Le lobby Business Roundtable, qui représente les plus grandes entreprises américaines, a appelé Donald Trump à intervenir pour mettre fin aux violences au Capitole, causées par des partisans du président sortant pendant une séance consacrée à la certification des résultats de la présidentielle. "Le chaos dans la capitale de la nation est la conséquence d'efforts illégaux pour changer les résultats légitimes d'une élection démocratique. Le pays mérite mieux", a fustigé le groupe. "Business Roundtable appelle le président et les autorités à mettre fin au chaos et à faciliter une transition politique pacifique".

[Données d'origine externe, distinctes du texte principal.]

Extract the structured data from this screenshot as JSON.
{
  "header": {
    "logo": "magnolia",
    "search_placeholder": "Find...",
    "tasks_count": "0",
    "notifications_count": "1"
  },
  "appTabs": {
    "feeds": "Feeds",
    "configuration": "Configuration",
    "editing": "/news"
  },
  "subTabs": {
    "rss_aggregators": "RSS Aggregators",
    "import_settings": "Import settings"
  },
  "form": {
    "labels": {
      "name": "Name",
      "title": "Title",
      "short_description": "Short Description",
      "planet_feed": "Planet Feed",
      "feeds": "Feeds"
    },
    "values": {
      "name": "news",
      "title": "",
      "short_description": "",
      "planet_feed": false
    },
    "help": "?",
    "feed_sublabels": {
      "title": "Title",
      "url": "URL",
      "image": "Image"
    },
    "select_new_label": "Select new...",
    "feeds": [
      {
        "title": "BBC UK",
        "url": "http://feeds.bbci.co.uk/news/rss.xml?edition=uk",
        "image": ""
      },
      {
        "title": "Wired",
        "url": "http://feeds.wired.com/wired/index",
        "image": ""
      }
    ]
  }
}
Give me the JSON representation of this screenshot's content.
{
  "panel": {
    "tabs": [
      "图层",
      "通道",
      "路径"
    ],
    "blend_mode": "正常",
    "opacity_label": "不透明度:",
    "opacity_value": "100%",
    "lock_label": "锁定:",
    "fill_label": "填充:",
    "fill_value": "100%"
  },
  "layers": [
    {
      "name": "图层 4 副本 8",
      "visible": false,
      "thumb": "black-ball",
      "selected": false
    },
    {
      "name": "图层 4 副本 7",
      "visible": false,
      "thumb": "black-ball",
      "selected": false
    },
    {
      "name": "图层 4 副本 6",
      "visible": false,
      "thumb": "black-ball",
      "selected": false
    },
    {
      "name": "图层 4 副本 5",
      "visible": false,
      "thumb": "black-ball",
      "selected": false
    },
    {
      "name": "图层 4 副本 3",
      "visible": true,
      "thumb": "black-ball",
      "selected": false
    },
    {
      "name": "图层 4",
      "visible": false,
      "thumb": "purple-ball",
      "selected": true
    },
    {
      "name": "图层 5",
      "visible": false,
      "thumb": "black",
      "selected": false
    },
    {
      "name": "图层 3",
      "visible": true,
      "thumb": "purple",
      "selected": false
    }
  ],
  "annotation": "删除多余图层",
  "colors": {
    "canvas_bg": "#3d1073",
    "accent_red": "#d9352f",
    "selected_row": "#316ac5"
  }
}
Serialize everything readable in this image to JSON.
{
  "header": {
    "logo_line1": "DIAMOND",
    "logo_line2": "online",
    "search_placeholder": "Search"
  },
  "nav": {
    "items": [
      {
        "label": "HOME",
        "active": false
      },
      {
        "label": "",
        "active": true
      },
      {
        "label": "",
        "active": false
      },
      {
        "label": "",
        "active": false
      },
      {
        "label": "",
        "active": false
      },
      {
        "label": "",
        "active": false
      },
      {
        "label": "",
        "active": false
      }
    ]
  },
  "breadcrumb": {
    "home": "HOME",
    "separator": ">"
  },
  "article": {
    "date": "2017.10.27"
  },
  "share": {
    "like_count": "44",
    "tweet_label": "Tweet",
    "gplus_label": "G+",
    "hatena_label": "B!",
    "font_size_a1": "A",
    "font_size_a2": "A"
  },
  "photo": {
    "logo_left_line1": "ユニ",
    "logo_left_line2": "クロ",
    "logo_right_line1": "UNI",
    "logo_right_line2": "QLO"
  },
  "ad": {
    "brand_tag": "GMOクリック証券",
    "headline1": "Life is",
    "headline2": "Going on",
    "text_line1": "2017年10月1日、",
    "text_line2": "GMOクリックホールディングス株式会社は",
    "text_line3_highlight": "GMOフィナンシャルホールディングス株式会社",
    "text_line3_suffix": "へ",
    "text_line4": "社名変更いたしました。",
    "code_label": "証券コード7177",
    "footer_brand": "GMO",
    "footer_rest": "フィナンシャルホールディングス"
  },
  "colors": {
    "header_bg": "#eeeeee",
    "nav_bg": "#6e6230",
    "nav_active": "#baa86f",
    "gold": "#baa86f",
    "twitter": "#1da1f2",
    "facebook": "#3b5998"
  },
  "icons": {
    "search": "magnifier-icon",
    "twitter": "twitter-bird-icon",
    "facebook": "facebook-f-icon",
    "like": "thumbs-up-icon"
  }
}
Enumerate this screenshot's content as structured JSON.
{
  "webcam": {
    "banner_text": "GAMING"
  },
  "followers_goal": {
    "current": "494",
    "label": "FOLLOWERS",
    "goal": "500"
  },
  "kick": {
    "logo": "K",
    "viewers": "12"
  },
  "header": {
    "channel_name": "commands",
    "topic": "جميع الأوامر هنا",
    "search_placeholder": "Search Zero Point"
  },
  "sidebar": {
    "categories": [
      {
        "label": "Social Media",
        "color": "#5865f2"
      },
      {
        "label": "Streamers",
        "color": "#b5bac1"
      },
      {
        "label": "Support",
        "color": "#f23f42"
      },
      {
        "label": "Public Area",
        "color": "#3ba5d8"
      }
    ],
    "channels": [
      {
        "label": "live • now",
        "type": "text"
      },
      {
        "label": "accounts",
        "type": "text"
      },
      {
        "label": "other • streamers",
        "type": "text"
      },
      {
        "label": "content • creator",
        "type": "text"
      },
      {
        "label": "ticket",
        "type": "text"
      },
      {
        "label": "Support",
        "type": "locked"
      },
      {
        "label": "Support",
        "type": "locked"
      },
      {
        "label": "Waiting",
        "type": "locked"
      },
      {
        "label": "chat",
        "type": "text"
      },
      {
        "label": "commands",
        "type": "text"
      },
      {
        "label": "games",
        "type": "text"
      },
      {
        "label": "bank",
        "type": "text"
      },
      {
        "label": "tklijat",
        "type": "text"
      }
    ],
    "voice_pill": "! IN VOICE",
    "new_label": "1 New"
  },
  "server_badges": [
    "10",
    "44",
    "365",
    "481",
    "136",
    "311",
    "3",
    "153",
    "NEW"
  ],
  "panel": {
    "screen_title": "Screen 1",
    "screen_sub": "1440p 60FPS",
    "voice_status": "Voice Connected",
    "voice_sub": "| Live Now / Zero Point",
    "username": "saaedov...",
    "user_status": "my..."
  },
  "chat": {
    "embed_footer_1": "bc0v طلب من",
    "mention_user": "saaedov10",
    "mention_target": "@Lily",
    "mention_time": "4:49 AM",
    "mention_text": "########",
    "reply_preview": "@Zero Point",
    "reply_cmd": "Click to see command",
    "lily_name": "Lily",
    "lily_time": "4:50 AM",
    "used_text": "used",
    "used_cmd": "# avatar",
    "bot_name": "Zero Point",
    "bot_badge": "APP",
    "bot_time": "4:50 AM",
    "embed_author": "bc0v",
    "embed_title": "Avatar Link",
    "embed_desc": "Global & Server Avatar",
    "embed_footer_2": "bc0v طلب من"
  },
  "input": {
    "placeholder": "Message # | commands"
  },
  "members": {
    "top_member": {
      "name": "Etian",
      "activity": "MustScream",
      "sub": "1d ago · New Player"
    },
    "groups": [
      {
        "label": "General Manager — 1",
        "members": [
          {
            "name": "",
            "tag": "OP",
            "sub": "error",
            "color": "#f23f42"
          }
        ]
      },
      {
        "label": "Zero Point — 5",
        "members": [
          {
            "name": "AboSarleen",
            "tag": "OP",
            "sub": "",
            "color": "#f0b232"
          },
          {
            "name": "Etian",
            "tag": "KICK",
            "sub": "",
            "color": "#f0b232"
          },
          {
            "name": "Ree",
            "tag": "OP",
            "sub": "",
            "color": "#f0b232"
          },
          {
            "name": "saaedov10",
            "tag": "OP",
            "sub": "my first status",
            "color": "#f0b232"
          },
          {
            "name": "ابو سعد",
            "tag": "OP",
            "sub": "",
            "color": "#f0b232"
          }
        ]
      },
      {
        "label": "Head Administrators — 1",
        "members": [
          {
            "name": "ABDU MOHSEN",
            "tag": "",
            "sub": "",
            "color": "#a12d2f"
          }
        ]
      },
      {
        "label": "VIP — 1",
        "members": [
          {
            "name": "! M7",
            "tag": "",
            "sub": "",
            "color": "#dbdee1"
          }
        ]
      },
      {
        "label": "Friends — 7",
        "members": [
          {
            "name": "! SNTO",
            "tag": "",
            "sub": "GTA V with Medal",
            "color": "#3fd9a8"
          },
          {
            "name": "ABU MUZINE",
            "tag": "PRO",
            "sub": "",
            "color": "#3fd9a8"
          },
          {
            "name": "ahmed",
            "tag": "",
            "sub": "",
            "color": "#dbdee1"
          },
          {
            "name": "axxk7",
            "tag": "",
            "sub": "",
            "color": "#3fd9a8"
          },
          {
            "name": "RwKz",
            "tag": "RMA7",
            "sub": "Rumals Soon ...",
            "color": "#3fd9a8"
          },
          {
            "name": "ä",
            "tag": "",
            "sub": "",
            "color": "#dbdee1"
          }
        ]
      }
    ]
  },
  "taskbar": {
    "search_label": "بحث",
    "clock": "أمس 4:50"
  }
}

Ce lobby regroupe des fleurons américains allant d'Apple à Boeing en passant par American Express, Best Buy ou encore Bank of America.

Des centaines de manifestants favorables au milliardaire républicain ont envahi l'assemblée à Washington dans un climat insurrectionnel, interrompant la session du Congrès qui devait confirmer la victoire de Joe Biden.


"Le président sortant a incité à la violence dans une tentative de garder le pouvoir, et tout élu qui le défend viole son serment à la Constitution et rejette la démocratie au profit de l'anarchie", a de son côté réagi la National association of manufacturers dans un communiqué.

Pour Richard Trumka, président du puissant syndicat AFL-CIO, les violences au Capitole sont "une agression impensable contre la démocratie".

Des militaires de la Garde nationale ont été envoyés à Washington et Donald Trump a fini par demander à ses partisans, dans une courte vidéo, de "rentrer chez eux", sans toutefois condamner ces attaques.

Facebook et Twitter bloquent Donald Trump

Donald Trump a par la suite réaffirmé que l'élection avait été volée par les démocrates. Twitter a donc supprimé des tweets de Donald Trump, bloqué son compte pour douze heures et l'a menacé de suspension permanente, des mesures sans précédent décidées à la lumière des violences de ses partisans qui ont empêché la certification des résultats de la présidentielle.

Dans une vidéo, aussi retirée par Facebook et YouTube, le président sortant appelait ses partisans en train de prendre d'assaut le Capitole à "rentrer chez eux" mais y il déclarait aussi que l'élection avait été "volée".

Après Twitter, Facebook a temporairement suspendu le compte de Donald Trump.


"Nous avons déterminé deux infractions à nos règles sur la page du président Donald Trump qui débouchent sur une suspension de 24 heures, ce qui signifie qu'il perd la capacité de poster sur la plateforme pendant cette période", a expliqué la communication du groupe californien sur Twitter.

Twitter a également indiqué qu'il allait limiter la portée des tweets qui encouragent la violence au Capitole Ces tweets "ne pourront pas être retweetés ou 'aimés', et on ne pourra pas y répondre", a précisé le réseau social qui avait déjà pris de nombreuses mesures pour encadrer les échanges pendant une élection sous tension.